By: Rebecca Gordon |
Wednesday December 27, 2006 |
RatingNR FormatsDVD Genredrama StarringHarry Treadaway, Luke Treadaway, Jonathan Pryce, Tania Emery, Ken Russell Directed byKeith Fulton and Louis Pepe PublisherIFC Films External Links |
Bearing more than a passing resemblance to Hedwig And The Angry Inch
and Velvet Goldmine, Brothers Of The Head delivers infectious
Brit-punk tunes and sullen, sweaty boys with eyeliner. The premise
is intriguing--greedy promoter grooms naive Siamese twin brothers
into cult rock gods-but this modern "freak show" parable lacks the
substance to resonate beyond its initial glitz and glam.
Executed like a docudrama and studded with random experimental
nightmare sequences, Brothers tells the tale of striking teen twins
Tom and Barry Howe (Harry and Luke Treadaway), joined (ironically not
at the head) but at the chest. Hand-picked for their shock value as
opposed to their skill, they struggle through voice and guitar
lessons until their latent talent and newfound creativity emerge.
Music becomes their portal of catharsis and escape, and soon their
band The Bang Bang is selling out dozens of underground shows.
Bursting with primal rage and spastic sensuality, the brothers writhe
and scream their way into the hearts of screaming teen groupies and
grown women alike. Tom, the shyer, guitar-wielding twin, cultivates
a doomed romance with enamored reporter Laura
while unstable singing extrovert Barry chops his hair into a mohawk,
throws tantrums, and falls predictably into rock star substance
abuse. In one telling scene, sensitive Tom pours his heart into the
haunting love song "My Friend," which Barry jealously distorts into
the testosterone-charged "My Friend You Cunt" onstage.
Unfortunately, if not for the stellar soundtrack, the brothers read
as little more than caricatures, and it is hard to identify with
their actions, emotions, and confusing, childishly repetitive banter.
In spite of or because of this, they succeed as sex symbols. Much
like David Cronenberg's eyebrow-raising Crash, Brothers sexualizes
their emblematic abnormality to fetishistic excess, a theme that
shines most clearly during a photo shoot where the shirtless,
androgynous boys soulfully kiss each other and masked women probe the
patch of skin connecting their two bodies.

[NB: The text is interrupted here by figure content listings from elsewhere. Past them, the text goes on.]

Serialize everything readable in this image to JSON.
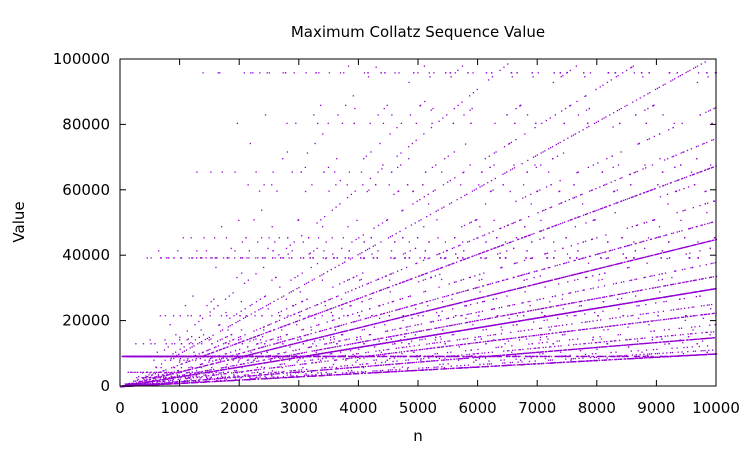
{
  "chart_data": {
    "type": "scatter",
    "title": "Maximum Collatz Sequence Value",
    "xlabel": "n",
    "ylabel": "Value",
    "xlim": [
      0,
      10000
    ],
    "ylim": [
      0,
      100000
    ],
    "xticks": [
      0,
      1000,
      2000,
      3000,
      4000,
      5000,
      6000,
      7000,
      8000,
      9000,
      10000
    ],
    "yticks": [
      0,
      20000,
      40000,
      60000,
      80000,
      100000
    ],
    "xtick_labels": [
      "0",
      "1000",
      "2000",
      "3000",
      "4000",
      "5000",
      "6000",
      "7000",
      "8000",
      "9000",
      "10000"
    ],
    "ytick_labels": [
      "0",
      "20000",
      "40000",
      "60000",
      "80000",
      "100000"
    ],
    "grid": false,
    "legend": "none",
    "point_color": "#9400d3",
    "series": [
      {
        "values_rule": "max value reached in the Collatz sequence starting at n, for n = 1 to 10000 (points above 100000 clipped)",
        "n_min": 1,
        "n_max": 10000,
        "notable_bands": [
          {
            "approx_value": 9232
          },
          {
            "approx_value": 39364
          },
          {
            "approx_value": 96000
          }
        ],
        "ray_slopes_value_per_n": [
          1.0,
          1.5,
          2.25,
          3.0,
          3.375,
          4.5,
          5.0625,
          6.75,
          7.59,
          10.125
        ]
      }
    ]
  }
}
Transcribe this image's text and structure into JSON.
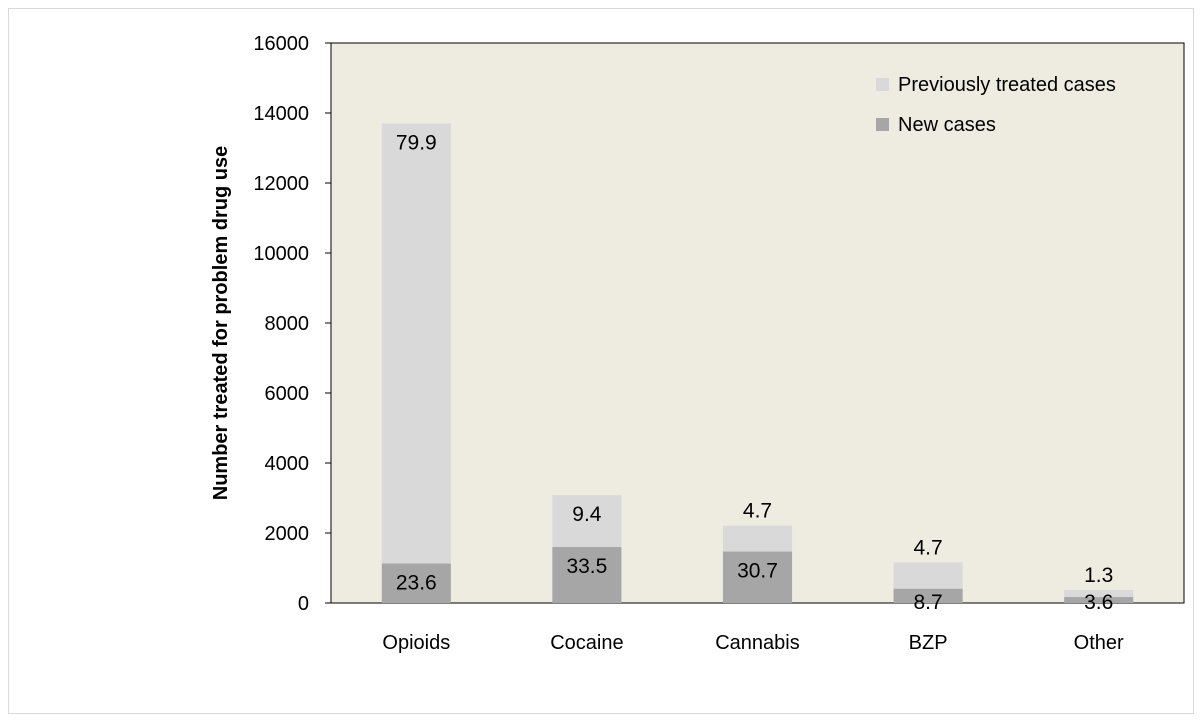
{
  "chart_data": {
    "type": "bar",
    "stacked": true,
    "categories": [
      "Opioids",
      "Cocaine",
      "Cannabis",
      "BZP",
      "Other"
    ],
    "series": [
      {
        "name": "New cases",
        "values": [
          1130,
          1600,
          1470,
          410,
          170
        ],
        "labels": [
          "23.6",
          "33.5",
          "30.7",
          "8.7",
          "3.6"
        ],
        "color": "#a6a6a6"
      },
      {
        "name": "Previously treated cases",
        "values": [
          12570,
          1480,
          740,
          750,
          200
        ],
        "labels": [
          "79.9",
          "9.4",
          "4.7",
          "4.7",
          "1.3"
        ],
        "color": "#d9d9d9"
      }
    ],
    "title": "",
    "xlabel": "",
    "ylabel": "Number treated for problem drug use",
    "ylim": [
      0,
      16000
    ],
    "yticks": [
      0,
      2000,
      4000,
      6000,
      8000,
      10000,
      12000,
      14000,
      16000
    ],
    "grid": false,
    "legend": "top-right",
    "plot_background": "#eeebe0"
  }
}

Spastically sexy and petulantly punk, the Treadaways own the stage
like twin Ian Curtises with a dash of Iggy Pop and Suede thrown in
for good measure. It's just unfortunate that the attention paid to
music and sex appeal could not have trickled down to the story
itself. Events unfold chronologically and vaguely, enacted by the
brothers or "retold" as bland interviews with old band members and
family. The form alternates from being boring and predictable too
self-conscious and pretentiously experimental. Visually and
verbally, it's often hard to tell what's going on, and neither the
brothers' stream of consciousness mumbling nor random shots of the
manic lyrics they scribble on the attic walls (though doubtlessly
indicative of their mental states) do not help matters. Aside from
its haunting, artsy moments, Brothers offers no lasting resonance.
Ultimately, the conflict is just too obvious and the film's weak
rockumentary framework cannot sustain 90 minutes.